Hailed from Shanghai, China, Du Yun has been described as “electrifying… an attractive score … “ “cutting-edge…to whom the term ‘young composer’ and ‘the pianist’ can hardly do justice ” (by New York Times), “ineffably quaking… stirs a scene” (by La Presse, Montréal); “…a work loaded with subtle lament, spanning from chaotic sonorous atmosphere to structured improvisation…” (by Cervantino, Mexico), “...reconciles savageness and quietness ..." (by Volkeskrant, Amsterdam), "...the strongest impression made yet, a political statement against oppression and violence" (by De Rode Leeuw, Amsterdam), … reinvents herself daily, and so does her music… combined with a fiercely disciplined technique… doesn’t feel the need to tame her wild side in the process” (Time-Out NYC) and “…one senses the exceptional ear, exploration and the results are impeccably powerful” (by Le Devoir, Montréal).

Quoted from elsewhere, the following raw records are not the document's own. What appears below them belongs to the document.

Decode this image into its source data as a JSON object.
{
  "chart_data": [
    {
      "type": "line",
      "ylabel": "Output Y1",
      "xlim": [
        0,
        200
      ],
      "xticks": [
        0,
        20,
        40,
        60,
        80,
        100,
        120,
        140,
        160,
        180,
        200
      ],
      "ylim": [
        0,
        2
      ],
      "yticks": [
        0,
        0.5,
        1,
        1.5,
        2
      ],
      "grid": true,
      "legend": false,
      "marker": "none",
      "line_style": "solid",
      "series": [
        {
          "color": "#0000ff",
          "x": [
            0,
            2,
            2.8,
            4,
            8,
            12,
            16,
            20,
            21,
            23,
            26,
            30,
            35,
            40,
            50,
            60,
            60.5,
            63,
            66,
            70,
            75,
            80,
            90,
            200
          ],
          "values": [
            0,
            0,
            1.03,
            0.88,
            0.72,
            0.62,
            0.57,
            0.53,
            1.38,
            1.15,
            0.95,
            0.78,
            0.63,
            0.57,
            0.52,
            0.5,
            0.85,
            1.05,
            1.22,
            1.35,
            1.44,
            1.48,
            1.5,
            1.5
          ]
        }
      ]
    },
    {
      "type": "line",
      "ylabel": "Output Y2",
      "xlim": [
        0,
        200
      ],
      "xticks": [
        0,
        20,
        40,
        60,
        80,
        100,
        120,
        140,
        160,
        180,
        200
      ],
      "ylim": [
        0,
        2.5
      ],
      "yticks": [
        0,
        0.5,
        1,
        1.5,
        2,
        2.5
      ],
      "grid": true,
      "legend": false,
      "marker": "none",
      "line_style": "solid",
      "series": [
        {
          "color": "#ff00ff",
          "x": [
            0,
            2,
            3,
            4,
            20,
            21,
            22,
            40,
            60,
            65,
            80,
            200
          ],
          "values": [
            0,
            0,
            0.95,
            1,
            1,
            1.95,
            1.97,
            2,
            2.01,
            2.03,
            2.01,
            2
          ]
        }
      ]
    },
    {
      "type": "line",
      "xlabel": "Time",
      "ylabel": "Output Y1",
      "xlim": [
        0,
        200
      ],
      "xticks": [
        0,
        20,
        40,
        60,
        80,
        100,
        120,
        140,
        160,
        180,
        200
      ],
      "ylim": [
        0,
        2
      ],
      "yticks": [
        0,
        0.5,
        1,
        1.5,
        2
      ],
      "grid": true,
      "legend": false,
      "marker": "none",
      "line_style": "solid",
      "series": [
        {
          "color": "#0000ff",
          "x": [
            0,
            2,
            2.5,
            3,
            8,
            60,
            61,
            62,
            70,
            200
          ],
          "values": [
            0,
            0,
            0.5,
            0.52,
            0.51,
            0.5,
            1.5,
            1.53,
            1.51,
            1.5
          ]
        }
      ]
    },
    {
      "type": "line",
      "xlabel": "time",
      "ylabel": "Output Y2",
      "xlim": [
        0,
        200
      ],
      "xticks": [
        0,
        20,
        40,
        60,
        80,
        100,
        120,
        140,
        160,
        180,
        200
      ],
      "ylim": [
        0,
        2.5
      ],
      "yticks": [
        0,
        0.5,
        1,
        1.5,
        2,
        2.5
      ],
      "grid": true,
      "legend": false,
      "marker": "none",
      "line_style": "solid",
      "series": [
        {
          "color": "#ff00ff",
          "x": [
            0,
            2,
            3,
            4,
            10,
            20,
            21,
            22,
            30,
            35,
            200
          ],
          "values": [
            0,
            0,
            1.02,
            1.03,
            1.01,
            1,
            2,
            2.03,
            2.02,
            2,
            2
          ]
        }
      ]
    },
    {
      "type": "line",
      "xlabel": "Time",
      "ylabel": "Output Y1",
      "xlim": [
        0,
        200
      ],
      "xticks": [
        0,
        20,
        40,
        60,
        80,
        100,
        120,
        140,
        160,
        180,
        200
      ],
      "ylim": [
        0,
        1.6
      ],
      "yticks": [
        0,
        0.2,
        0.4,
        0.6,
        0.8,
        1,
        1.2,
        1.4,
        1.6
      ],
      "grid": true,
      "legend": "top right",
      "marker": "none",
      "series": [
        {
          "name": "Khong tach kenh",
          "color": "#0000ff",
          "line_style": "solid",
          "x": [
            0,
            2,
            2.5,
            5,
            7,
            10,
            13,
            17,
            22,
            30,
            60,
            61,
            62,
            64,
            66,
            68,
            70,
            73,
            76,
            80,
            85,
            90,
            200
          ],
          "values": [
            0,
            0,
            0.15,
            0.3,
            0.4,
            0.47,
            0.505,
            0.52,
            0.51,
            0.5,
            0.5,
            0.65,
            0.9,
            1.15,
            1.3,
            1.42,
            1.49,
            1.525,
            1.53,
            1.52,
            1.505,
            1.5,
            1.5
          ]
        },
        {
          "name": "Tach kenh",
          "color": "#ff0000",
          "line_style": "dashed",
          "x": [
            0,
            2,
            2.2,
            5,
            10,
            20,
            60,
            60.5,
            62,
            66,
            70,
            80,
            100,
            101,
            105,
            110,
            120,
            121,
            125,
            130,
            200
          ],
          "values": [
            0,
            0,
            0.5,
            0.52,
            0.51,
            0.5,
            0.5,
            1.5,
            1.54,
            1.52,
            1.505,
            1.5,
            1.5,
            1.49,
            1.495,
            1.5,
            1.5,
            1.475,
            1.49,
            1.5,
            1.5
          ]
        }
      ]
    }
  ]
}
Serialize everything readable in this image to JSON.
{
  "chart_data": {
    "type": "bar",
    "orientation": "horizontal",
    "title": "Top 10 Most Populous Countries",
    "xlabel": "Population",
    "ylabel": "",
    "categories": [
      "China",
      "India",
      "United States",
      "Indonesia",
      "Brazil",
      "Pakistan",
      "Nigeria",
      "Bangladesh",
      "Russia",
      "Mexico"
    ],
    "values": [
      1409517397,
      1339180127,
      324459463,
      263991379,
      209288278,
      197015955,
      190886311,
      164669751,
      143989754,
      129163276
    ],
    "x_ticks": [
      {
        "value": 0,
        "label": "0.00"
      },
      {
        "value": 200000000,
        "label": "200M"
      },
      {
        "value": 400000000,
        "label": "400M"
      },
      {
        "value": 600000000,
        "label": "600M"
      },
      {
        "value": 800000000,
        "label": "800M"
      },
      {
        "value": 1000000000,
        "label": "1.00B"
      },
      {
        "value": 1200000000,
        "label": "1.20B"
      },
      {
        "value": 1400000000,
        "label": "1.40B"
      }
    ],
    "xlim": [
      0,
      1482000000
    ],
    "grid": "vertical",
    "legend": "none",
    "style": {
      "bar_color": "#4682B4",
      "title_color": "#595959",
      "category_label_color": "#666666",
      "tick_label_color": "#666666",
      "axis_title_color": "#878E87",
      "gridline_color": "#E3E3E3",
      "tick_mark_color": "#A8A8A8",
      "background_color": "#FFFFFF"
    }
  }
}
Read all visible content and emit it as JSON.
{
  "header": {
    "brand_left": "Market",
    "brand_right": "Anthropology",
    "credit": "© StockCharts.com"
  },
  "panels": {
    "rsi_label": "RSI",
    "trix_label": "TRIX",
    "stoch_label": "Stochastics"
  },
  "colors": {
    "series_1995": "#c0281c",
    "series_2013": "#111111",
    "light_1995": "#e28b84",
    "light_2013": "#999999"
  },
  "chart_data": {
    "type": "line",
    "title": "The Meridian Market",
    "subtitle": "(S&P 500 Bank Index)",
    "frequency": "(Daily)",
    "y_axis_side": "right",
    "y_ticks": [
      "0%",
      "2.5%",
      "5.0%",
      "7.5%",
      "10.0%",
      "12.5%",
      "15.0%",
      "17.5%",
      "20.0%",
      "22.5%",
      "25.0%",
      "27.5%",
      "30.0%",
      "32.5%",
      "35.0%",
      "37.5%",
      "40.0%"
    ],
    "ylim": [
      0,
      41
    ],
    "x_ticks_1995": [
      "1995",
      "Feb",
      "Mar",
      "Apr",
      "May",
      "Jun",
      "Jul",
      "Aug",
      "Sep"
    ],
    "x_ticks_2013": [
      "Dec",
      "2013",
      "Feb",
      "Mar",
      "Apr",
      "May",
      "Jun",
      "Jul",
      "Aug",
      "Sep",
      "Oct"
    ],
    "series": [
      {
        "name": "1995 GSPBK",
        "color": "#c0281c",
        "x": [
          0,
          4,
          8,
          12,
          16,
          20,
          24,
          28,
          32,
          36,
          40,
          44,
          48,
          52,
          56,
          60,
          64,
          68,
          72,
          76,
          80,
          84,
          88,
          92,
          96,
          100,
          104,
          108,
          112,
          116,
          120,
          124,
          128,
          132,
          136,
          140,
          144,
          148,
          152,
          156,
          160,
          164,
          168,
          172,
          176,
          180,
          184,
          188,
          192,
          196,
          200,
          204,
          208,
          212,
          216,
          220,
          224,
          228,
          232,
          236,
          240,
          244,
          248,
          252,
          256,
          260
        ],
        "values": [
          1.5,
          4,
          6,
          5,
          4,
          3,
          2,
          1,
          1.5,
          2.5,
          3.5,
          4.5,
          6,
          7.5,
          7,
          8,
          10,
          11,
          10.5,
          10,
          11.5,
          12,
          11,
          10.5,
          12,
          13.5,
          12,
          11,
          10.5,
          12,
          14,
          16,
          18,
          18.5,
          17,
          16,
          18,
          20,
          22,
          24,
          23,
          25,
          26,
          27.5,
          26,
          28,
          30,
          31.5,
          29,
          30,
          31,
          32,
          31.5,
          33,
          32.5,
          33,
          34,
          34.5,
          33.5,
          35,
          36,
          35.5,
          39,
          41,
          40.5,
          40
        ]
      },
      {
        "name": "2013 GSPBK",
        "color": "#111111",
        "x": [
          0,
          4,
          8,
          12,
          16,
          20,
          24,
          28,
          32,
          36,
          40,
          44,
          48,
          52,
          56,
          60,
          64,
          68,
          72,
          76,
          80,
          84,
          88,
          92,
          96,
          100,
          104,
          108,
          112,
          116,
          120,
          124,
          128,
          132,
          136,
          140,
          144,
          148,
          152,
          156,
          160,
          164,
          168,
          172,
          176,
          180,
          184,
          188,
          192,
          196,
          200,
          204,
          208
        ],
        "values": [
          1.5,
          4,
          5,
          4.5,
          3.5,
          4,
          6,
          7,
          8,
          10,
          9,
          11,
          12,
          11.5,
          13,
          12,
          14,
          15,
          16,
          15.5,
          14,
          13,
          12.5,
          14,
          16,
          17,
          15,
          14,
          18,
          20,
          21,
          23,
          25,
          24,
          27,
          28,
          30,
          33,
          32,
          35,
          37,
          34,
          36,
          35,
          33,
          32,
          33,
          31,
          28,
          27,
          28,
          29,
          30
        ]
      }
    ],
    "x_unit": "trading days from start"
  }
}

Her music have been spotlighted on China’s National Radio Station, Radio-Shanghai, Radio-Canada, Radio Canada Internationale (RCI), Espace Musique 100.7 FM, FBi 94.5 (Australia), Canal 22 (Mexico), Sveriges Radio (Sweden), Ultima Contemporary Music Festival (Oslo), Festival Internacional Cervantino (Mexico) Art of the States (www.artofthestates.org), SinoVision (US), WFMT, WCKR, Radio Suomi (Finland) and l’Union Européene de Radio-Télévision.


Her eponymous band duYun has played across experimental venues across New York, (MonkeyTown, Stone, Galapogos, Issue Project Room and etc); and has been invited to international festival in Shanghai, Beijing, Mexico, Finland; and most recently to the 2009 Canadian Music Week at Toronto, Canada.

Her classical compositions can be heard on labels such as Wugui (Beijing), Shanghai Classical Music, ATMA Classique, and New Focus.